1. La Convention européenne des droits de l’homme – CEDH

a. Sa place dans l’ordre juridique
  • Au niveau universel, les Pactes des Nations Unies prirent du temps – trente années se sont écoulées entre la mise en vigueur de la Charte des droits de l’homme et ses compléments, Pactes I et II – à être élaborés. Face à cette paralysie, la nécessité de mettre en place un système régional de protection apparaît dans l’esprit des gouvernements européens. La Convention de sauvegarde des droits de l’homme et des libertés fondamentales – usuellement appelée la Convention européenne des droits de l’homme et abrégée CEDH – est conclue le 4 novembre 1950 à Rome[1]. En sa qualité de traité multilatéral, elle est contraignante pour les Etats parties.

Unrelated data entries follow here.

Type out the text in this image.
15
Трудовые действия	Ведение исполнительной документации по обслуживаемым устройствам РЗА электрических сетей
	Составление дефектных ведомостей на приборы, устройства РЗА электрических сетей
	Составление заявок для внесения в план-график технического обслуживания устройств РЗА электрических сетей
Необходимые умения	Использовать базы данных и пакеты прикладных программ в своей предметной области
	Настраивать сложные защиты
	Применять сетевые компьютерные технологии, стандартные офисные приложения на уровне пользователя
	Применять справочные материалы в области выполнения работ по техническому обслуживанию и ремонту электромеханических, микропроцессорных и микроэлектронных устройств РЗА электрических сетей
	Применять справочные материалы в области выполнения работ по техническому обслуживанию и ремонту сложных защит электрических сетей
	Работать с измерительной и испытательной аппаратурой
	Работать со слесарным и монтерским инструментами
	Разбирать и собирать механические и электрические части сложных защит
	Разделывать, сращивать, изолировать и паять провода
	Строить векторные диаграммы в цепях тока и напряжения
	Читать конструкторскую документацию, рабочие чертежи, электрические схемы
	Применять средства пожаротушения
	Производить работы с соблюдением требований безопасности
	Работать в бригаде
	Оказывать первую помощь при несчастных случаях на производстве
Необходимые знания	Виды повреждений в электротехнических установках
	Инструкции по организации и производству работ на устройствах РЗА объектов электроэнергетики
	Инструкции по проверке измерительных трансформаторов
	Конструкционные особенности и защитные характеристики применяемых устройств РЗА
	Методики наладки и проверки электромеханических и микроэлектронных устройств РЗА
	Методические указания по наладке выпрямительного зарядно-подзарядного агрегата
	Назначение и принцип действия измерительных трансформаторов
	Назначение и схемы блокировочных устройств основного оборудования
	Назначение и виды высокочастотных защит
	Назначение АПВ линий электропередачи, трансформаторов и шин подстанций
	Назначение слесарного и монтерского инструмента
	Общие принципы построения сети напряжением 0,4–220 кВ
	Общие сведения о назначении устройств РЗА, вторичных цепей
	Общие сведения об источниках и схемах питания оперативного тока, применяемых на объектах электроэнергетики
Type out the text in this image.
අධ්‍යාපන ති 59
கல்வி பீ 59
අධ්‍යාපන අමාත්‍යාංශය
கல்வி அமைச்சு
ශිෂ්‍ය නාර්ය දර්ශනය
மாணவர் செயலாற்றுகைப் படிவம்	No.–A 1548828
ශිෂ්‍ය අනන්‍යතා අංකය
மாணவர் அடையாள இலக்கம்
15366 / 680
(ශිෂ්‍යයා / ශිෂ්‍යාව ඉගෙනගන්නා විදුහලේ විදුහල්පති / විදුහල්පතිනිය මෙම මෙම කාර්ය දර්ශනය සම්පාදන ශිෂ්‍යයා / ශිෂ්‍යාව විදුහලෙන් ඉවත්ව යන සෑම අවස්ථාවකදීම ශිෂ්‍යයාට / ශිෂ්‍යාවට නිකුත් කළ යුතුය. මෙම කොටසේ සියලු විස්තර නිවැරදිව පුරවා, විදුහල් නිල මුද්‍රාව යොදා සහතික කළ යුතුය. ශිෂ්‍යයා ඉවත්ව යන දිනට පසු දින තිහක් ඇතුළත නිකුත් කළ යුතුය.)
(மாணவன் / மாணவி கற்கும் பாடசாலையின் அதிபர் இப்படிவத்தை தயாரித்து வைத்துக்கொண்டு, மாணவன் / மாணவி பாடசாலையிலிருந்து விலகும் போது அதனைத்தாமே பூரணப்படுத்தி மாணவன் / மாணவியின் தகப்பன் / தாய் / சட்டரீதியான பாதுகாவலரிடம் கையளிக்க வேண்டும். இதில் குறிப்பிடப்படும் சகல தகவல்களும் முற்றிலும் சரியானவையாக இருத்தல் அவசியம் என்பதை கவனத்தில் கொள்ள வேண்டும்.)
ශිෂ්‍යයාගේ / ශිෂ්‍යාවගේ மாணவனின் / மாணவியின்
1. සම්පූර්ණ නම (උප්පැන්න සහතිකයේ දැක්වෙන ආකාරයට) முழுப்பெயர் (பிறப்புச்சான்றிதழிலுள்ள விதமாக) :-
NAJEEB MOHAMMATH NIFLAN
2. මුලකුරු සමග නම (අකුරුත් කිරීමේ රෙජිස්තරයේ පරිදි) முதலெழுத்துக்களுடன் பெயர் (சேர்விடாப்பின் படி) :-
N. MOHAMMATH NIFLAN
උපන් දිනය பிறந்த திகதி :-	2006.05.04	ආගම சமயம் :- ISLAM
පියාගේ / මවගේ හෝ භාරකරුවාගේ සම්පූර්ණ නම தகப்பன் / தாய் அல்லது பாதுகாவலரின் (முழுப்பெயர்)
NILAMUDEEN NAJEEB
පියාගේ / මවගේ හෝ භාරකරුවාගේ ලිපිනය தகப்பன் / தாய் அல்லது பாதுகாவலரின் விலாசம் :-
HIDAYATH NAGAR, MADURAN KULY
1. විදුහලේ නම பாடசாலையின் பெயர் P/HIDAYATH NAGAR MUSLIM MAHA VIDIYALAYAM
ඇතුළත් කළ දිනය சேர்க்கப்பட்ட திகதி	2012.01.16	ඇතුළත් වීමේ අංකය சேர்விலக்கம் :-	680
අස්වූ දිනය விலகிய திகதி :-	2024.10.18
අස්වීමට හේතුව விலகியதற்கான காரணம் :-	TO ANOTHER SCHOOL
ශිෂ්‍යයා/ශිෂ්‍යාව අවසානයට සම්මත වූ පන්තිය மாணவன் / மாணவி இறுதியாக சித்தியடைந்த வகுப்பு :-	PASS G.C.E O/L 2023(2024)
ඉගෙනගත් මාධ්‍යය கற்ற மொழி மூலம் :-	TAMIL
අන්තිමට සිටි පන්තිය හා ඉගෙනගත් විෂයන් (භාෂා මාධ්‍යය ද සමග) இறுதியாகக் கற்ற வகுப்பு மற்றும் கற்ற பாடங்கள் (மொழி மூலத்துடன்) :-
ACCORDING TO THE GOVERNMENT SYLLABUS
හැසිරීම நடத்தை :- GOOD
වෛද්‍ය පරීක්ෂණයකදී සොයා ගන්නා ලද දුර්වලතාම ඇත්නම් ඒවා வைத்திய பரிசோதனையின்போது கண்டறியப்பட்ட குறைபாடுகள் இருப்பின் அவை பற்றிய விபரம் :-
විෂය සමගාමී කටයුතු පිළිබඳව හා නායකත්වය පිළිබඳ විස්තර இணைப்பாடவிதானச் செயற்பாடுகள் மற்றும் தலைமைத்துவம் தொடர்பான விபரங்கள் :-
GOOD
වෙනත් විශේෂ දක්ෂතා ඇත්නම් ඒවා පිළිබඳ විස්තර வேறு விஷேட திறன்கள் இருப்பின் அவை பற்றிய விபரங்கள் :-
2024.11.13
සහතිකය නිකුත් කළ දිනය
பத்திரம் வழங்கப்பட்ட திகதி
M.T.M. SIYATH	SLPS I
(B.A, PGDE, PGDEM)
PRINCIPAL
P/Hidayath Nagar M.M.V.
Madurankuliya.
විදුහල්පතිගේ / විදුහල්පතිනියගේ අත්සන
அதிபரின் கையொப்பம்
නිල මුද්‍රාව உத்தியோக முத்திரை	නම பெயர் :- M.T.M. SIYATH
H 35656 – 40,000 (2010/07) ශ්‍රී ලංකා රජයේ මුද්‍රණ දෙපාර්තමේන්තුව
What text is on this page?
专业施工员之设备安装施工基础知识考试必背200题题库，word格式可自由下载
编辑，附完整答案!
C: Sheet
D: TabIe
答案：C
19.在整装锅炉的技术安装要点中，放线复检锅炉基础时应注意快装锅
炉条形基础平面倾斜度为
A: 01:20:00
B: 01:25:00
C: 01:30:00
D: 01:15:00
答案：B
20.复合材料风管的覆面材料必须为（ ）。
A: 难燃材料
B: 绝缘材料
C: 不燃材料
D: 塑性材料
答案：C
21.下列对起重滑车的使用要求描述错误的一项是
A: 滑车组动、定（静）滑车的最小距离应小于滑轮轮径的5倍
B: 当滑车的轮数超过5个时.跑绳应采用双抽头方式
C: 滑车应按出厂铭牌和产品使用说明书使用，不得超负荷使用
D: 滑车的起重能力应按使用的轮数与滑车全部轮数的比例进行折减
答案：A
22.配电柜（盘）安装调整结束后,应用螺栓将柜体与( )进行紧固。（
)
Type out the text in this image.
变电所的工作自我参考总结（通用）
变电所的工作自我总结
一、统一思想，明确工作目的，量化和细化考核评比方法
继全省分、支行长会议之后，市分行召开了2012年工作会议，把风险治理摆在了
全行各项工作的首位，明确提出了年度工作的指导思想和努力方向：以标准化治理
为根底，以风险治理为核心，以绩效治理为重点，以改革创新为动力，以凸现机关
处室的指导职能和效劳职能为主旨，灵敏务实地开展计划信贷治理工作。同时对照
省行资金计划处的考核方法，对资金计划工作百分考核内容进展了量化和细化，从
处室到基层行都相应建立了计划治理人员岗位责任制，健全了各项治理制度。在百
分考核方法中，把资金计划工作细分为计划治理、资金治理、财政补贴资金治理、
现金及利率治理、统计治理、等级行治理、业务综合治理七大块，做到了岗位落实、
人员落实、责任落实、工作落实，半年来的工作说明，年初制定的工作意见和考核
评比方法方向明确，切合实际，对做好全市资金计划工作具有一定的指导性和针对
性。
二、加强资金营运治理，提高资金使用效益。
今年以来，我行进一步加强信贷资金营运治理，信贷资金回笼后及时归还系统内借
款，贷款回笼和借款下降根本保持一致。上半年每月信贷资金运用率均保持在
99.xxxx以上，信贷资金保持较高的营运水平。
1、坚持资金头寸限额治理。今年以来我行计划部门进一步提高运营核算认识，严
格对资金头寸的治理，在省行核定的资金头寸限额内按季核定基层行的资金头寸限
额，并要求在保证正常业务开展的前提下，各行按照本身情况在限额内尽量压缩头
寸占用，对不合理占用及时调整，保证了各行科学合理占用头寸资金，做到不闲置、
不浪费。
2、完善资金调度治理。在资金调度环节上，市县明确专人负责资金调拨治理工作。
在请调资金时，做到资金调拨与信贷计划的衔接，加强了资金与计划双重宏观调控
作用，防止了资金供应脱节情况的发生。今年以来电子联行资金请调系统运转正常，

  • En Suisse, la CEDH entre en vigueur le 28 novembre 1974 avec la ratification du texte par le Conseil fédéral. En tant que traité, la CEDH est au sommet de la hiérarchie des normes[2].
  • Les articles 2 à 18 de la CEDH étant directement applicables – « self-executing« [3] –, ils confèrent aux particuliers, sans mesure d’exécution interne, des droits et des obligations pouvant – en cas de violation – être portés devant les instances judiciaires, comme le prévoit la Constitution fédérale à son art. 189 al. 1 let. b[4].
  • Relevons encore que la Constitution fédérale suisse reprend les garanties fondamentales établies par la CEDH[5]. A ce sujet, la doctrine et la jurisprudence relèvent qu’en vertu de l’art. 53 CEDH, les particuliers peuvent se prévaloir des garanties qui leur confèrent la meilleure protection. Le Tribunal fédéral peine à appliquer la CEDH en déclarant que les droits garantis par la Convention ne sont pas plus étendus que les normes constitutionnelles, dès lors que les juges interprètent abstraitement les articles constitutionnels en y incluant les apports conventionnels. Néanmoins, la pratique des tribunaux fédéraux tend à rééquilibrer la balance en admettant que le champ d’application des normes conventionnelles est plus large que les garanties constitutionnelles[6].